The judge had given little weight to the father’s materials (which provided proof of the vaccine’s safety), whilst giving considerable weight to those of the mother. He incorrectly relied on the mother’s materials, which were simply posts people had published on the internet, as “expert evidence” and did not assess whether each document was reliable, independent, unbiased, and authorized by someone with expertise in the area.

Moreover, the judge had ignored the fact that all regulatory health agencies had approved the vaccine for children 5 and younger. Although it was within the judge’s discretion to opt to take judicial notice of this fact, several courts had already done so and accepted the safety and importance of pediatric COVID-19 vaccines.

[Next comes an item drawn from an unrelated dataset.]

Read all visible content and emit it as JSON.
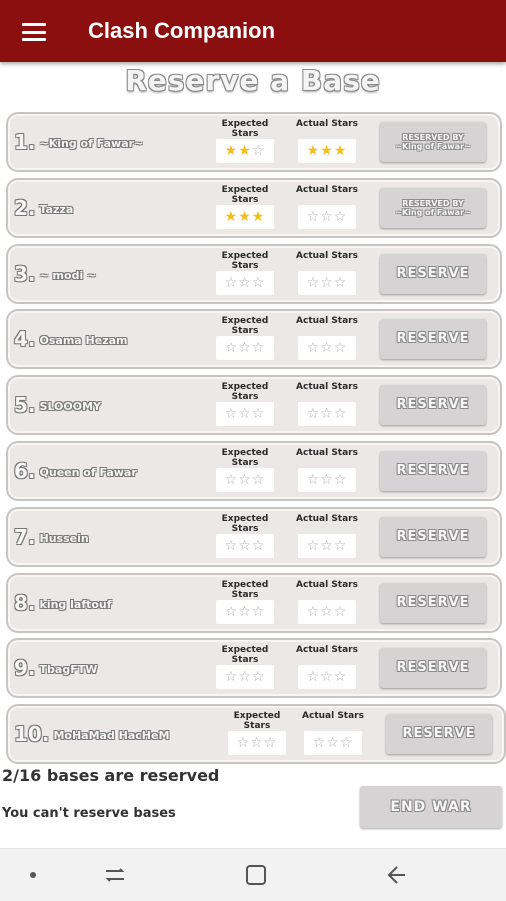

The judge also chose to treat the government’s approval of the vaccine as irrelevant, citing various instances in history to explain why one should not rely on government sources. He did not review the father’s materials comprehensively, and he incorrectly shifted the burden of proof – where one party seeks to have a child treated by a Health Canada-approved medication, the onus should be on the objecting party to show why the child should not receive the medication.

Finally, the weight the judge afforded to a Voice of the Child report, stating that both children had expressed their views of not wanting to get the vaccine, was questionable. The judge had found that the children’s views were “strongly held and independently formulated”. However, he failed to consider various statements made by the children that showed that they had been coached, or at least influenced, by their mother.

Conclusion

The Court of Appeal allowed the father’s appeal, set aside the motion judge’s order, and granted the father sole decision-making authority pertaining to the vaccine.